This type of collector is generally, used in solar power plants. A trough shaped parabolic. reflector is used to concentrate sunlight on an insulated tube (Dewar tube) or heat pipe, placed at the focal point, containing coolant which transfers heat from the collectors to the boilers in the power station.
It is the most powerful type of collector which concentrates sunlight at a single, focal point, via one or more parabolic dishes which are arranged in a similar fashion to a reflecting telescope focuses starlight, or a dish antenna focuses radio waves. This geometry may be used in solar furnaces and solar power plants.
There are two important parameters involved in the design of a parabolic dish. The shape of a parabola is defined such that incoming rays which are parallel to the dish’s axis will be reflected toward the focus, no matter where on the dish they arrive.
The second parameter is, the light rays from the sun arriving at the earth’s surface are almost completely parallel. So, if dish can be aligned with its axis pointing at the sun, almost all of the incoming radiation will be reflected towards the focal point of the dish most losses are due to imperfections in the parabolic shape and imperfect reflection.
In some power plant designs, a stirling engine coupled to a bungs dynamo, is placed at the focus of the dish, which absorbs the heat of the incident solar radiation, and converts it into electricity.
Another design is a pyramid shaped structure, which works by drawing in air, heating it with solar energy and moving it through turbines to generate electricity. Solar pyramids have been built in places like Australia. Currently India is building such pyramids.
Working Of A Central Receiver
The incoming solar radiation is focused to a central receiver or a boiler mounted on a tall tower using thousands of plane reflectors which are steerable about two axes and are called heliostats.
Image shows a schematic view of an electric power plant using the gas turbine or gas turbine power plant working on a Brayton cycle. The mirrors are installed on the ground are oriented so as to reflect the direct beam radiation into an absorber or receiver which is mounted on the top of a tower located near the center of the field of mirrors to produce high temperature.
Beam radiation incident in boiler absorbed by black pipes in which working fluid circulates and is heated. The working fluid is allowed to drive a turbine and produce mechanical energy.
The turbine which is coupled to an alternator produces electrical energy. Suitable heat storage is also provided to supply the heat energy during the period of cloudiness.
Fig shows the electric power generator using thermal storage.
- It gives very high temperatures. High temperatures are suitable for electricity generation using conventional methods like steam turbine or some direct high temperature chemical reaction
- Good efficiency. By concentrating sunlight current systems can get better efficiency than simple solar cells.
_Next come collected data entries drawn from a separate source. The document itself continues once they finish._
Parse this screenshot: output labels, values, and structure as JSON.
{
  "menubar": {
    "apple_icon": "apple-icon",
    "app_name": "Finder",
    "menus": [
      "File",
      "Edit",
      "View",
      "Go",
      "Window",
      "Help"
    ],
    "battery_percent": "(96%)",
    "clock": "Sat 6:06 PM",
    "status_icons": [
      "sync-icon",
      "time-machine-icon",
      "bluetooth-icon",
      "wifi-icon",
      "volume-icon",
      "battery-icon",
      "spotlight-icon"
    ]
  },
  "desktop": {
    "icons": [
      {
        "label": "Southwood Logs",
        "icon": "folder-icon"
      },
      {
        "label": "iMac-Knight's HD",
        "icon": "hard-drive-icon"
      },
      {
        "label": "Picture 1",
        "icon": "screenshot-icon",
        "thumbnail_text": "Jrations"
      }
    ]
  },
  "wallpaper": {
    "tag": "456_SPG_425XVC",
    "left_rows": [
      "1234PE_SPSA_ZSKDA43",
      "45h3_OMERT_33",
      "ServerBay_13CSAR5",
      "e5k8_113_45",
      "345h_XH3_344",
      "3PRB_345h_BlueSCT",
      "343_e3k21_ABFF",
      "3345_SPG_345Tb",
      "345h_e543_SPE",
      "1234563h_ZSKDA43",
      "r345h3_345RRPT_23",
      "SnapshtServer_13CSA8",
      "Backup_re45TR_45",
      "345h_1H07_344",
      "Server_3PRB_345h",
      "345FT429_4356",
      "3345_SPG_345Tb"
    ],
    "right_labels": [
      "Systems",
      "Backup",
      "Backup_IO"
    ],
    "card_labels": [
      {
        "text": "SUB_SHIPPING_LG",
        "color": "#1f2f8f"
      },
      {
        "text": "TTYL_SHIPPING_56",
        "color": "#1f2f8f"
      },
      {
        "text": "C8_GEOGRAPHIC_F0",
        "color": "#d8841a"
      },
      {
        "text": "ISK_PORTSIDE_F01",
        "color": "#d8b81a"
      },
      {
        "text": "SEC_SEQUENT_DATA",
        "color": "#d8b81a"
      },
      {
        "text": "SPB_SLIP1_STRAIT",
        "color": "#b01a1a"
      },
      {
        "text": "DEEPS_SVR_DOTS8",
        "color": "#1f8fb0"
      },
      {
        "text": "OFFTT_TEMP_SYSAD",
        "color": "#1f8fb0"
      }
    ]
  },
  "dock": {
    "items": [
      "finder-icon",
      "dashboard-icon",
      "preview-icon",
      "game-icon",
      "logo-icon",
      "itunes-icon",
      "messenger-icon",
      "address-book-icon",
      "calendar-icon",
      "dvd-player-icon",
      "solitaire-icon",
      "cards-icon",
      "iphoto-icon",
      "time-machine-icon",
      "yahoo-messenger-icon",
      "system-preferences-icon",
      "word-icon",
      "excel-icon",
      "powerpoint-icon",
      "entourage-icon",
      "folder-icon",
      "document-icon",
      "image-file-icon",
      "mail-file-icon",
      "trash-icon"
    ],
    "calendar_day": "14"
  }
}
- A larger area can be covered by using relatively inexpensive mirrors rather than using expensive solar cells.
- Concentrated light can be redirected to a suitable location via optical fiber cable. For example: illuminating buildings, like here (Hybrid Solar Lighting).
- Heat storage for power production during cloudy and overnight conditions can be accomplished, often by underground tank storage of heated fluids. Molten salts have been used to good effect.
- Solar heat collectors can be quickly installed in under an hour. One such model is called a window box.
- Solar heat collectors can also transfer that heat to water. This energy can be used in solar water heaters and pools.
- The National Renewable Energy Laboratory is currently researching ways for making solar heat collectors less expensive.
- Solar heat collectors can really help save money by enabling you to keep the heat off many days of the winter. They can also use the sun to save money and energy by heating water.
- Concentrating systems require sun tracking to maintain Sunlight focus at the collector.
- Inability to provide power in diffused light conditions. Solar Cells are able to provide some output even if the sky becomes a little bit cloudy, but power output from concentrating systems drop drastically in cloudy conditions as diffused light cannot be concentrated passively.